My answer is direct. We never reported the worst of our wrongs to our parents. To “tell tales out of school” in that generation was an offence the enormity of which I cannot make the modern student comprehend. It was a flagrant misdemeanor, condemned by tradition, by parental admonition, and by a code of honor accepted by us all. I have known pupils to be expelled for daring to report at home the secrets of what was a prison-house for three-fourths of every working-day. And—strangest of all—their mates thenceforward shunned the tale-tellers as sinners against scholastic and social laws.
“If you get a flogging at school, you will get another at home!” was a stock threat that set the seal of silence upon the culprit’s lips. To carry home the tale of unjust punishment meted out to a school-fellow would be a gross breach of honorable usage.
The whole system smacked of inquisitorial methods, and gave the reactionary impetus to the pendulum in the matter of family discipline and school jurisdiction which helped on the coming of the Children’s Age in which we now live.

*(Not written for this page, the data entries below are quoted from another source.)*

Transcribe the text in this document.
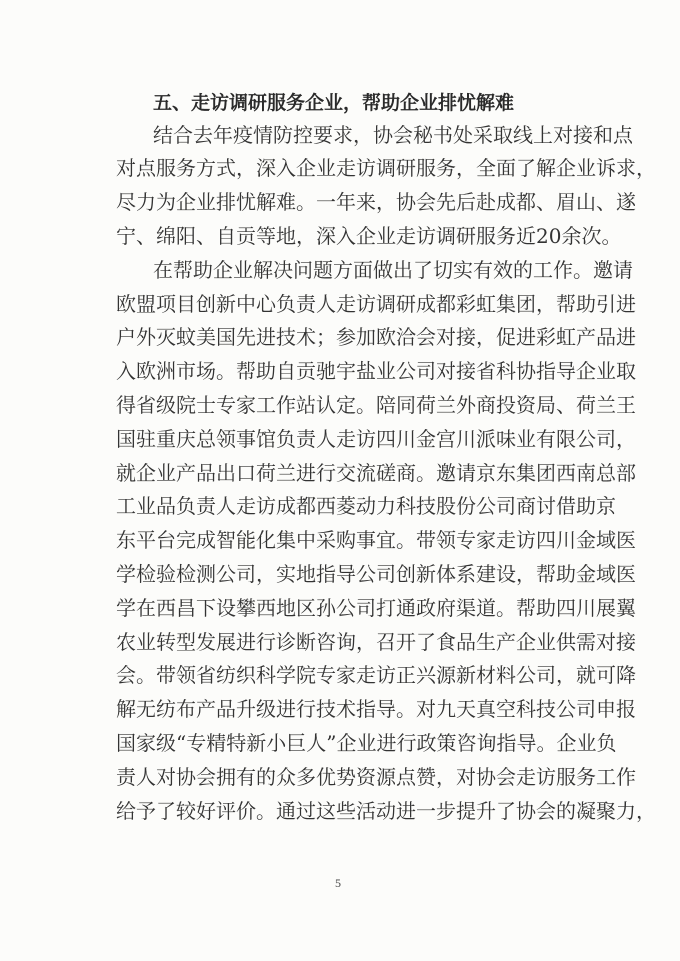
五、走访调研服务企业，帮助企业排忧解难

结合去年疫情防控要求，协会秘书处采取线上对接和点

对点服务方式，深入企业走访调研服务，全面了解企业诉求，

尽力为企业排忧解难。一年来，协会先后赴成都、眉山、遂

宁、绵阳、自贡等地，深入企业走访调研服务近20余次。

在帮助企业解决问题方面做出了切实有效的工作。邀请

欧盟项目创新中心负责人走访调研成都彩虹集团，帮助引进

户外灭蚊美国先进技术；参加欧洽会对接，促进彩虹产品进

入欧洲市场。帮助自贡驰宇盐业公司对接省科协指导企业取

得省级院士专家工作站认定。陪同荷兰外商投资局、荷兰王

国驻重庆总领事馆负责人走访四川金宫川派味业有限公司，

就企业产品出口荷兰进行交流磋商。邀请京东集团西南总部

工业品负责人走访成都西菱动力科技股份公司商讨借助京

东平台完成智能化集中采购事宜。带领专家走访四川金域医

学检验检测公司，实地指导公司创新体系建设，帮助金域医

学在西昌下设攀西地区孙公司打通政府渠道。帮助四川展翼

农业转型发展进行诊断咨询，召开了食品生产企业供需对接

会。带领省纺织科学院专家走访正兴源新材料公司，就可降

解无纺布产品升级进行技术指导。对九天真空科技公司申报

国家级“专精特新小巨人”企业进行政策咨询指导。企业负

责人对协会拥有的众多优势资源点赞，对协会走访服务工作

给予了较好评价。通过这些活动进一步提升了协会的凝聚力，

5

The despotism of that direful period, full of portents and pain, may have taught me fortitude. It awoke me to the possibilities of evil hitherto undreamed of in my sunny life. I have lain awake late into the night, again and again, smarting in the review of the day’s injuries, and dreading what the morrow might bring of malicious injustice and overt insult, and cudgelling my hot brain to devise some method of revenge upon my tormentor. Childish schemes, all of them, but the noxious seed was one with that which ripens into murder in the first degree.
One absurd device that haunted and tempted me for weeks was that I should steal into the tutor’s room some day, when he had gone to ride or walk, and strew chopped horsehair between the sheets. The one obstacle to the successful prosecution of the scheme was that we had no white horses. Ours were dark bay and “blooded chestnut.” No matter how finely I might chop the hairs, which would prick like pins and bite like fleas, the color would make them visible when the sheets were turned down.
It was a crime!—this initiation of a mere infant into the mysteries of the innate possibilities of evil in human nature. I had learned to hate with all my heart and soul. In all my childish quarrels I had never felt the temptation to lift my hand against a playmate. I understood now that I could smite this tyrant to the earth if I had the power and the opportunity. This lesson I can never forget, or forgive him who taught it to me. It was a new and a soiled page in the book of experience.